Understanding Brexit and the need for EU reform
The turmoil in the wake of the United Kingdom referendum result in favour of leaving the European Union offers some important lessons with respect to the importance of institutions and how they are managed over time, as well as the information available about costs and benefits of economic policies.
It seems counterintuitive for a majority of U.K. citizens to vote to leave the EU given that on paper it offers a much larger common market and economic space for individuals and firms in the U.K., which should boost economic activity and performance.
Much has been made of the so-called four freedoms that go with EU membership: namely, free movement of goods within the single market, free movement of workers, the freedom to establish and provide services, and the free movement of capital. Indeed, the creation of the common currency can also be seen as reducing the transactions costs of doing business within the EU. Even some standards can be seen as necessary to facilitate trade and commerce by creating common definitions of products.
While these economic freedoms are a major strength of the EU community, they have in practice been accompanied by the growth of a bureaucratic and administrative apparatus that had resulted in a regulatory environment not always economic-growth enhancing.
For example, there are EU regulations dealing with food safety designed to ensure public health and high quality products, which in their implementation ultimately raise the cost of doing business.
Energy policy obliges member states to ensure “security of supply” in the event of supply disruption and an emphasis on renewable energy, which is not always a cost-effective policy when it comes to consumer energy costs. Consumer protection laws within the EU have seen a shift from minimal to maximal harmonisation requirements, which again can result in substantial regulatory burdens.
For some examples of what these regulations can entail, there have been standards with respect to how “curvy” a cucumber or banana can be. And standards as to the size of vacuum cleaners and the condensation efficiency of tumbler dryers in an effort to promote lower energy consumption.

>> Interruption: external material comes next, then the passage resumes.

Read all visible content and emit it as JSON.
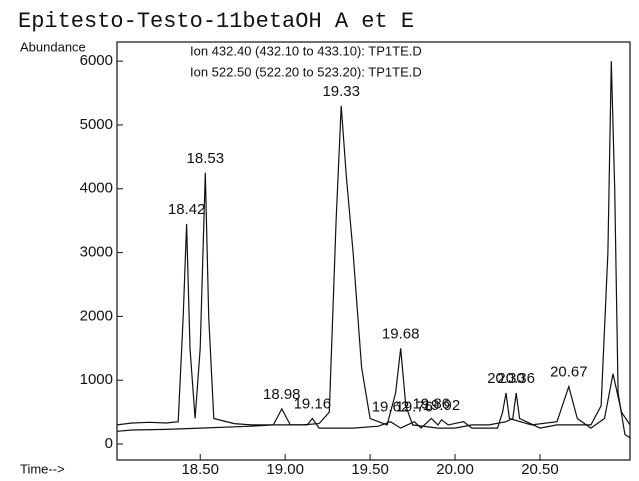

The result is a rather large bureaucracy and associated costs of enforcement with not always apparent results with respect to energy efficiency or consumer safety. At the same time, many of these laws are not EU bureaucratic decrees but the result of lobbying by interest groups via the governments of member states. Nevertheless, there is a cost to red tape, and in the case of the U.K. has been estimated at £33.3 billion (pounds) annually. Yet it has also been suggested by the OECD that British markets are already among the least regulated in the developed world, making the gains from Brexit problematic.

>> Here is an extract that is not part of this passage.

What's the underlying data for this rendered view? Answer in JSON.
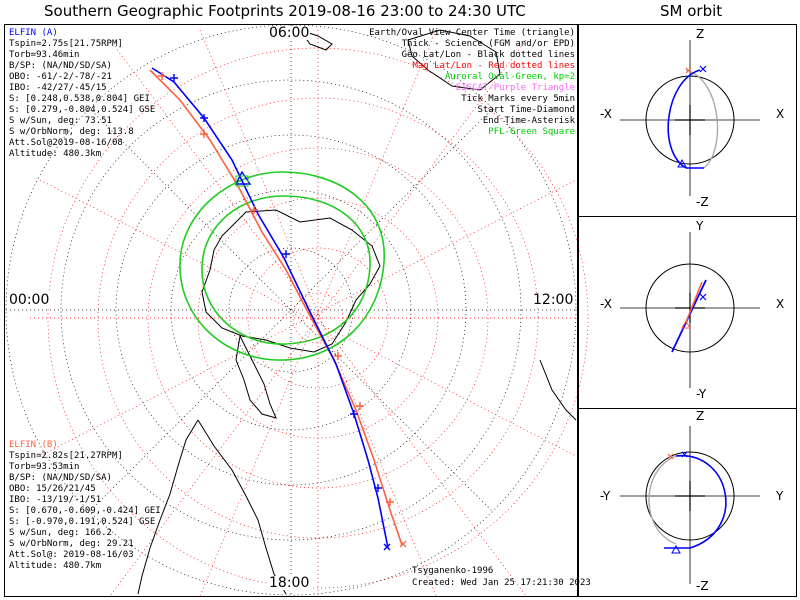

There’s indeed a need for change in the EU and particularly the need for a fifth freedom—the freedom from excessive government regulation in the conduct of economic affairs. What is particularly unfortunate is that in the case of the U.K., the political leaders of the exit side have been quite irresponsible in advocating for departure without any plan for implementation or any set of policy goals that exit from the EU should achieve. Even the often touted “Norway option,” which would retain access to the European market, also leaves many regulations in place making the exit’s benefits dubious at best.
What has been done is establish an economically uncertain path, which may damage economic performance in the short term. Moreover, rather than simply departing, the U.K. might have been more effective as an advocate for change within the union.